Genevieve figured that out on her way upstairs. If Genevieve came back, and if Awhero had stayed, and if then Genevieve said anything about it, Awhero might die. So. She would say nothing about it.

21: The Mahahmbi

Once aware of Awhero’s cellar, Genevieve haunted the place. Whenever Dovidi woke at night, she slipped from the room she shared with Aufors and took the baby down to the kitchens. Three men were on night duty, one near each outer door and one in the communications room, but all three of them were usually dozing, and when this was the case, she did not even stop in the kitchens. It was only a step through the concealed door and down a short flight into Awhero’s cellar. There she sat on a cushion holding the baby, nursing him, playing with him, while Awhero—accompanied by a sister or a few cousins or a clutter of old aunts who, it seemed, never went anywhere without their tambours and flutes—sang ballads and laments or chanted lengthy episodes from the life of Tenopia.

Tenopia was malghaste, so it was claimed by the malghaste themselves, though she had come from the sea. As a young woman she had left Galul and gone into Mahahm, where she had been found by the son of the Shah, sitting beside a well in an oasis. The son of the Shah was so taken with her beauty that he took her into his own household, despite Tenopia’s habits of disobedience. Among other derelictions she had sneaked away from her attendants without a veil, she had danced on the desert, she had sung with the great voices . . .

“Voices, Awhero?” Genevieve interrupted startled, looking up from the baby. “What voices?”

“Great voices that sing in night, from sea.”

“Here? In Mahahm-qum?”

“Sometimes we can hear them here, in Mahahm-qum. We hear them better when we are in Galul.”

Giving Genevieve no chance to ask more about this, Awhero resumed her chant, the drums their tapping, the little flutes their piping, and Genevieve did not choose to interrupt. She was so caught up in sleeplessness and nursing at all hours, so tuned to the slightest catch in the baby’s breathing, the least murmur—all of this interspersed with worry about Aufors and the Marshal—that she was not thinking clearly. The time spent among the malghaste was more dreamlike than real. Their music was dream music, the joy in their singing faces was sublime, like the presumed bliss of angels. Genevieve told herself that once she caught up on her sleep, she would ask sensible questions and understand all of it much better. Meantime, she let herself relax among the women, who became more numerous with every night that passed.

One morning, while most of the staff were at breakfast, there came a thundering from the in-city house door.
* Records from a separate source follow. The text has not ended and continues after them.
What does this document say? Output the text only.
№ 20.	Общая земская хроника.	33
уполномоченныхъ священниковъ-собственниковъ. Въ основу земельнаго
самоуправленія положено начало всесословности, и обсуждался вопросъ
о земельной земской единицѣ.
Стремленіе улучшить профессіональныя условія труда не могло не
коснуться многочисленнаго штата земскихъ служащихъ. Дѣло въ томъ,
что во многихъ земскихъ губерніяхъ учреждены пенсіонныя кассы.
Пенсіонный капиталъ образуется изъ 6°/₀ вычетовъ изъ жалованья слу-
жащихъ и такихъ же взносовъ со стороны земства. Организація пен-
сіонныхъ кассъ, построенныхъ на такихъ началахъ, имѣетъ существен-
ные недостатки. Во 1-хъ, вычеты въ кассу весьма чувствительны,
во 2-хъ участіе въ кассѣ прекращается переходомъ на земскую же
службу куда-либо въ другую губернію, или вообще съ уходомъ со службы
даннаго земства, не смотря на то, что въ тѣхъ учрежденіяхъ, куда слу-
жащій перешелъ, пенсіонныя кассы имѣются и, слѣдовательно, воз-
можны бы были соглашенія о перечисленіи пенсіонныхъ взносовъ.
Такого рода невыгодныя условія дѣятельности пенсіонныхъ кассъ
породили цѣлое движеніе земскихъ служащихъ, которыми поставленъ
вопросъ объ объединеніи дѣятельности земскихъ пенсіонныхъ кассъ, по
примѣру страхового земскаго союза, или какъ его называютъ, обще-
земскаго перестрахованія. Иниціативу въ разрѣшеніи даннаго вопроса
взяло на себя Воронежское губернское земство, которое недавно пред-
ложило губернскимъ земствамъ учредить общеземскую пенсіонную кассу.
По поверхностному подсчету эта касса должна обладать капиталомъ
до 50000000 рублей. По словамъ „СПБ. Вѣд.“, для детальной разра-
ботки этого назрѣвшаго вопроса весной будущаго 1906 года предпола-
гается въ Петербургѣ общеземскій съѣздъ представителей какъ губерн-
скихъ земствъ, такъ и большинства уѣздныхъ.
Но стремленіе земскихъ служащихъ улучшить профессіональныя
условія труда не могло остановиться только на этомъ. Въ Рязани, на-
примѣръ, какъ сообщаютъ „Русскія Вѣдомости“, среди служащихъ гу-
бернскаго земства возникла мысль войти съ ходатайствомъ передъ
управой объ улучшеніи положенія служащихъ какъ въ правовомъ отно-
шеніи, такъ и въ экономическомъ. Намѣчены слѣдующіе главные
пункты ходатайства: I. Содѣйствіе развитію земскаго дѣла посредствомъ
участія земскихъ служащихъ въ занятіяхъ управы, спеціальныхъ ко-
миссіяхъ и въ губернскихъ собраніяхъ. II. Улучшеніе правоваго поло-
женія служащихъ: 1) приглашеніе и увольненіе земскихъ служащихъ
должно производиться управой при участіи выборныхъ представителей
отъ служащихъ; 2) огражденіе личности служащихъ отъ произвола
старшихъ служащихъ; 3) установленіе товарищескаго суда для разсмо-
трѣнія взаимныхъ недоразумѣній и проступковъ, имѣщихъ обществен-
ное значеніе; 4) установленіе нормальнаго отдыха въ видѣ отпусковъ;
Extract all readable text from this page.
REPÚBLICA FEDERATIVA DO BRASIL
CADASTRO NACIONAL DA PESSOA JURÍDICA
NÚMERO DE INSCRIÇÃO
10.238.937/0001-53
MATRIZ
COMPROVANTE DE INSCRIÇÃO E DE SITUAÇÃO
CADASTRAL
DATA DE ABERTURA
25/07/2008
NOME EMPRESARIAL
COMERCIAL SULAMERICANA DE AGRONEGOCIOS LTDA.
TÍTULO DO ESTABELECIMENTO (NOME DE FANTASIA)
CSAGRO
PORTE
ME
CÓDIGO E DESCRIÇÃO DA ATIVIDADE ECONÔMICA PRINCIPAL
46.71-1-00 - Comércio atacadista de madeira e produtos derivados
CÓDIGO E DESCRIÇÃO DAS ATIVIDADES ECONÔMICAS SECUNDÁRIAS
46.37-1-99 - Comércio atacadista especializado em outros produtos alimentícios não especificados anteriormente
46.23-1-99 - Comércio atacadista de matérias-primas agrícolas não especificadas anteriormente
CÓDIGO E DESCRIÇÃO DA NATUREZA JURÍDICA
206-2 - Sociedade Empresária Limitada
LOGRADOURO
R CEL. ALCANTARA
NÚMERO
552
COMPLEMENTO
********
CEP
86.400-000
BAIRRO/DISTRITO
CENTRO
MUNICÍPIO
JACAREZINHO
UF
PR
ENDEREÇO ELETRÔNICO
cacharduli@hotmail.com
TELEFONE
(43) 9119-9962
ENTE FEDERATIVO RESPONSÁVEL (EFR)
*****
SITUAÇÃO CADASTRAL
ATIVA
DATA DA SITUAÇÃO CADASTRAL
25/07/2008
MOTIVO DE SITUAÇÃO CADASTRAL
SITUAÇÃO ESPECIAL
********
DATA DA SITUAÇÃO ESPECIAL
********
Aufors gestured for the guard to stand aside, put on his gloves and the mask that hung ready at the door, and opened the hatch to confront Ybon Saelan, minister of the Shah, who asked to see Prince Delganor.

“The Prince is not seeing anyone,” Aufors said, in the elegant and stylized Mahahmbi he had been practicing for a season. “In any case, we don’t admit anyone by this door. We use the gate outside the walls to avoid defiling ourselves with the uncleanliness of your streets.” He then shut the hatch and reported to the Marshal, who was of the opinion that the minister would go away.